The trite "respect the distance" phrase haunts me. From doing these half-marathons, I KNOW that the marathon is a feat. Heck, from doing ten marathons, I KNOW I start cursing myself when my hips start hurting at Mile 18. Given that I don't really want this to be my last marathon, I need to be strategic about it.
My Garmin is now programmed to beep after eight minutes of running a one minute of resting/walking. It was recommended during my physical therapy consultation that I try to "save" my legs by doing a run/walk method so that I don't cramp up like I always do. So I used this strategy on the aforementioned eight-mile run.
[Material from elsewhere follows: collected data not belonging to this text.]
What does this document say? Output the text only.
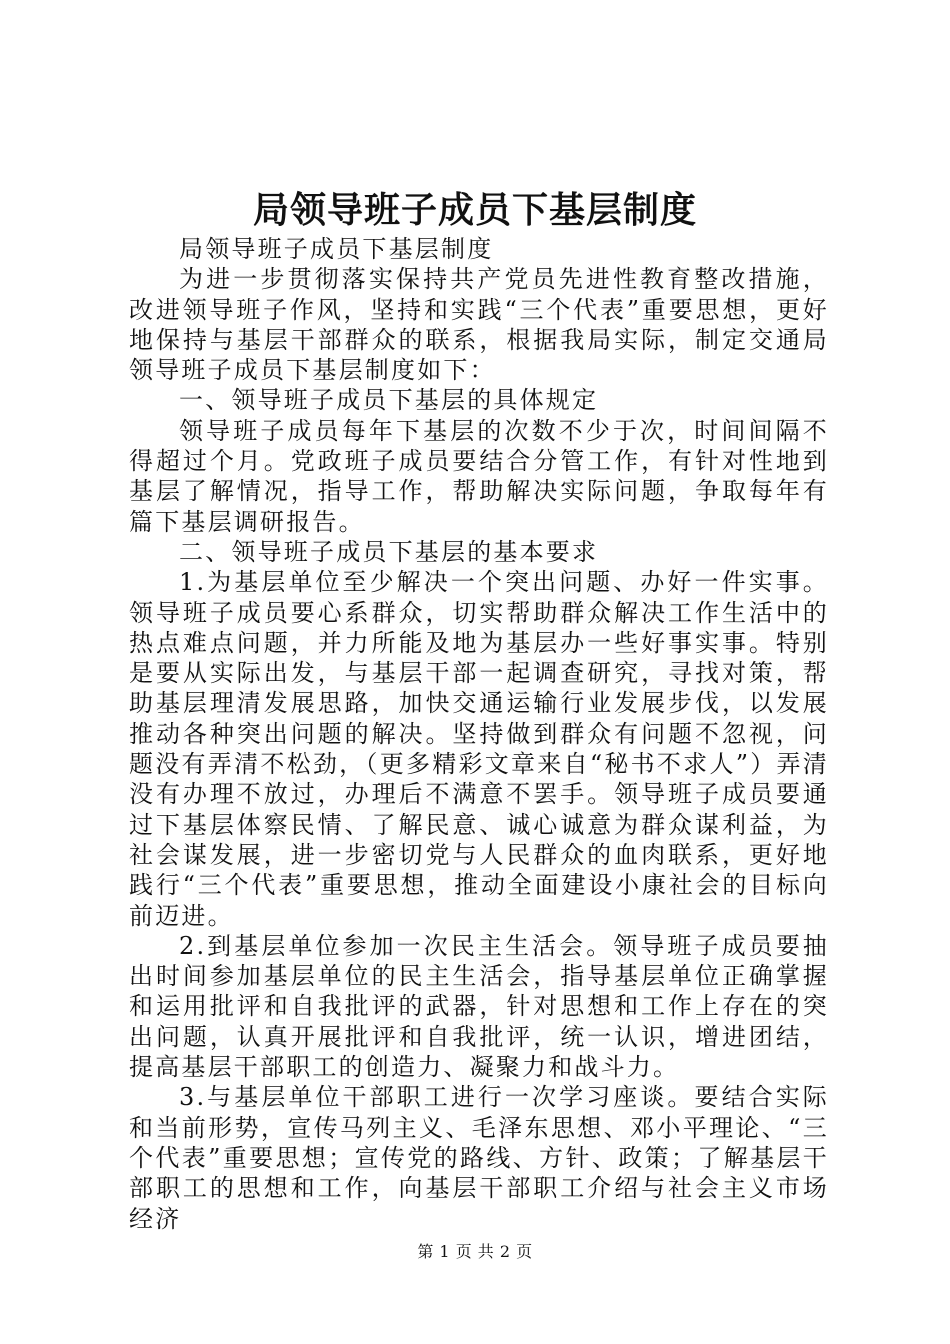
局领导班子成员下基层制度

局领导班子成员下基层制度

为进一步贯彻落实保持共产党员先进性教育整改措施，改进领导班子作风，坚持和实践“三个代表”重要思想，更好地保持与基层干部群众的联系，根据我局实际，制定交通局领导班子成员下基层制度如下：

一、领导班子成员下基层的具体规定

领导班子成员每年下基层的次数不少于次，时间间隔不得超过个月。党政班子成员要结合分管工作，有针对性地到基层了解情况，指导工作，帮助解决实际问题，争取每年有篇下基层调研报告。

二、领导班子成员下基层的基本要求

1.为基层单位至少解决一个突出问题、办好一件实事。领导班子成员要心系群众，切实帮助群众解决工作生活中的热点难点问题，并力所能及地为基层办一些好事实事。特别是要从实际出发，与基层干部一起调查研究，寻找对策，帮助基层理清发展思路，加快交通运输行业发展步伐，以发展推动各种突出问题的解决。坚持做到群众有问题不忽视，问题没有弄清不松劲，（更多精彩文章来自“秘书不求人”）弄清没有办理不放过，办理后不满意不罢手。领导班子成员要通过下基层体察民情、了解民意、诚心诚意为群众谋利益，为社会谋发展，进一步密切党与人民群众的血肉联系，更好地践行“三个代表”重要思想，推动全面建设小康社会的目标向前迈进。

2.到基层单位参加一次民主生活会。领导班子成员要抽出时间参加基层单位的民主生活会，指导基层单位正确掌握和运用批评和自我批评的武器，针对思想和工作上存在的突出问题，认真开展批评和自我批评，统一认识，增进团结，提高基层干部职工的创造力、凝聚力和战斗力。

3.与基层单位干部职工进行一次学习座谈。要结合实际和当前形势，宣传马列主义、毛泽东思想、邓小平理论、“三个代表”重要思想；宣传党的路线、方针、政策；了解基层干部职工的思想和工作，向基层干部职工介绍与社会主义市场经济

第 1 页 共 2 页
What did I learn?
- It seems like I mostly get my rest period during parts of the run that I felt were easy (downhills, shade, etc.)... why????!
- At first, the eight minutes seemed like an eternity and the one minute went by too quickly, but as the run went on, I was saying, "Already?!" when the breaks came.
- My overall pace for that run was 9:25/mi, which is very likely faster than what I would have done just running all the way through.
- Even though I didn't feel I was pushing hard, my pace when actually running was pretty close to my race pace.
Given my positive experience with this trial run, I am going to try to strictly stick with this strategy for the marathon. While I know that using this for eight miles versus a marathon means there will be hitches, I'm undertrained, and after my past disappointments am totally willing to try something *new* this time. Perhaps no injuries coming into the race + saving my legs during the race will be more helpful than 18 weeks that have been unfruitful in the past.
I will try to get in a couple more trial runs before the race. I'm hoping my motivation to do so is still there, because I know that ultimately, the final factor will be my right calf.